I just wanted to throw a question out there to ponder..... Why is it that in presidential elections that ND normally goes republican, but when it comes to voting for congressmen and senators, the dems usually win hands down? Being as ND is a conservative-minded state, it has always interested me why that might be. I have my own opinions... most of them having to do with PORK barrel politics, but I am interested to hear what some of you guys think.


----------



## BigDaddy (Mar 4, 2002)

Good question with an easy answer. North Dakota as a whole is conservative. However, like all people, conservative want government services and funding. North Dakota leads or is near the top in the amount of federal funding that it receives relative to its contributions. The latest figure was $1.84. What this means is that North Dakota receives $1.84 of federal money for ever $1 that it pays in.

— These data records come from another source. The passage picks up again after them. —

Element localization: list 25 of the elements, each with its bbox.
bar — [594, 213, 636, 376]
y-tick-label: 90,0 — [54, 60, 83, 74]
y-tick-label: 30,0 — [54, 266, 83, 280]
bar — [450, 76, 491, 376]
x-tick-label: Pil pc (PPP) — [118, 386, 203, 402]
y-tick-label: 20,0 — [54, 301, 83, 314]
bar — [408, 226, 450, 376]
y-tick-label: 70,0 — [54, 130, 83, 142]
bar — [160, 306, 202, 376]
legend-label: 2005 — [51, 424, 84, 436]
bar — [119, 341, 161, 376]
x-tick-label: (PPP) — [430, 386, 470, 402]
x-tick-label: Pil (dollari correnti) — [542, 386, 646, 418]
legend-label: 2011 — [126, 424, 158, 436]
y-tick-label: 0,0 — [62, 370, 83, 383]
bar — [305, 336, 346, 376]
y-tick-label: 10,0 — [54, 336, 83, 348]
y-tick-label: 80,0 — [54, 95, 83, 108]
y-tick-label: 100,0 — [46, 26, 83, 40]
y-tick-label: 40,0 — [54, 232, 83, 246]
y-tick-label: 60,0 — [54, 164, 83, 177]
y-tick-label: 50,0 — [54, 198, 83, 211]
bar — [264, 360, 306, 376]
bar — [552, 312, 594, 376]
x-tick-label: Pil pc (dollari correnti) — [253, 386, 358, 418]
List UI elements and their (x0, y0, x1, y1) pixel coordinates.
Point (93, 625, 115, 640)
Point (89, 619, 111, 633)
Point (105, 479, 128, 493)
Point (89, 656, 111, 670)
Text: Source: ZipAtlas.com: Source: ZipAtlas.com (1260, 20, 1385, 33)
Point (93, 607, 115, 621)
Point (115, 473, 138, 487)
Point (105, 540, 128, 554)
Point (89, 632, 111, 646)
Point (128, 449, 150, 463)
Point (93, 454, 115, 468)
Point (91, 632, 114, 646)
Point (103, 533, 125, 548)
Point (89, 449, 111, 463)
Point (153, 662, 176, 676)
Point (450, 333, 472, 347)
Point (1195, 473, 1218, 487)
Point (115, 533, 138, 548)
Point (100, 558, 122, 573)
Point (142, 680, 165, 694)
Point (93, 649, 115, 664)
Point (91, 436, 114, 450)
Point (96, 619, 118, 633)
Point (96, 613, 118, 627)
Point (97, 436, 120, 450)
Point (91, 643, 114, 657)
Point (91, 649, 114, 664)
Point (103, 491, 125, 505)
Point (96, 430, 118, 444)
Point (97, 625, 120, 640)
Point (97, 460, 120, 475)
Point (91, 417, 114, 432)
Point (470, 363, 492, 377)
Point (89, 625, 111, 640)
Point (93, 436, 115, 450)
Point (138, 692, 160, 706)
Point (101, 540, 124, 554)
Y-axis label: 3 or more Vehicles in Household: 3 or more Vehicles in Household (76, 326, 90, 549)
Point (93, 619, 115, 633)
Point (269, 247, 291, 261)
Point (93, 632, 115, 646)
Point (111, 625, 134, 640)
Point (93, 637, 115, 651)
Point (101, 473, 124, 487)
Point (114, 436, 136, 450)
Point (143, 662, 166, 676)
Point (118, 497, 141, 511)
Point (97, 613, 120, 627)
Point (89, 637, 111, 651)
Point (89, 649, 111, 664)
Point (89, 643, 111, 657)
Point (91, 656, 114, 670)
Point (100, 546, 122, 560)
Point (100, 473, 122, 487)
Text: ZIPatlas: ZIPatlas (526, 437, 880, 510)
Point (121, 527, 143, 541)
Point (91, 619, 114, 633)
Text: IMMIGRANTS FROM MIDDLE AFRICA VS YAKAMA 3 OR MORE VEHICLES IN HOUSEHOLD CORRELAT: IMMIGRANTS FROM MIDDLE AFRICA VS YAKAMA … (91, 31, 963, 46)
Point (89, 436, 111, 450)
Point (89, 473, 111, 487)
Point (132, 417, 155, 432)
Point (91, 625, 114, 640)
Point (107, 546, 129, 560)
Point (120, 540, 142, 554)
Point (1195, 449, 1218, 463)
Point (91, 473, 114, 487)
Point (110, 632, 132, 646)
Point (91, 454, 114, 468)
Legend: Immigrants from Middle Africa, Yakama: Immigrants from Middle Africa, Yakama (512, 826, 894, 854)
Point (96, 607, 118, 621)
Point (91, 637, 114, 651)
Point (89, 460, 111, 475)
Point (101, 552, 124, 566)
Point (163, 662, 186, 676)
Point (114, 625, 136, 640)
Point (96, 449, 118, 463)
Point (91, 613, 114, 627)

North Dakotans want that federal agricultural money, and those funds for highways, schools, and the military bases. That's why they send Democrats to Congress. At the same time, they spout those conservative themes about not paying taxes.

Conservative on one hand and taking federal money with the other. People want that federal money and quality government services, but they aren't willing to pay for them.

Hypocritical? You betcha.


----------



## Robert A. Langager (Feb 22, 2002)

I was wondering the same thing myself. Don't you remember Senator Dorgan's appearance in Farenheit 911?

RC


----------



## jamartinmg2 (Oct 7, 2004)

Didn't seem to even make a dent in his campaign either. I suppose he has been around for so long, that people buy into the theory that govt. funds and programs will disappear if he is not re-elected. Pretty much what BigDaddy outlines above. Well.... watch and see what happens in SD after the good Senator Daschle was defeated last evening, I guess. The nice thing with SD, now, though is that they have a senator in the majority party, while ND has two guys from the minority.


----------



## 4CurlRedleg (Aug 31, 2003)

You can bet your left teste that most farmers will vote for the bacon that the three clowns bring here, many large corporate type farms are staying wealthy from the money of the middle class taxes.

Fargo is also very liberal and votes that way.

They are so close to Sota that they apparently are compelled to vote the same direction. :eyeroll:


----------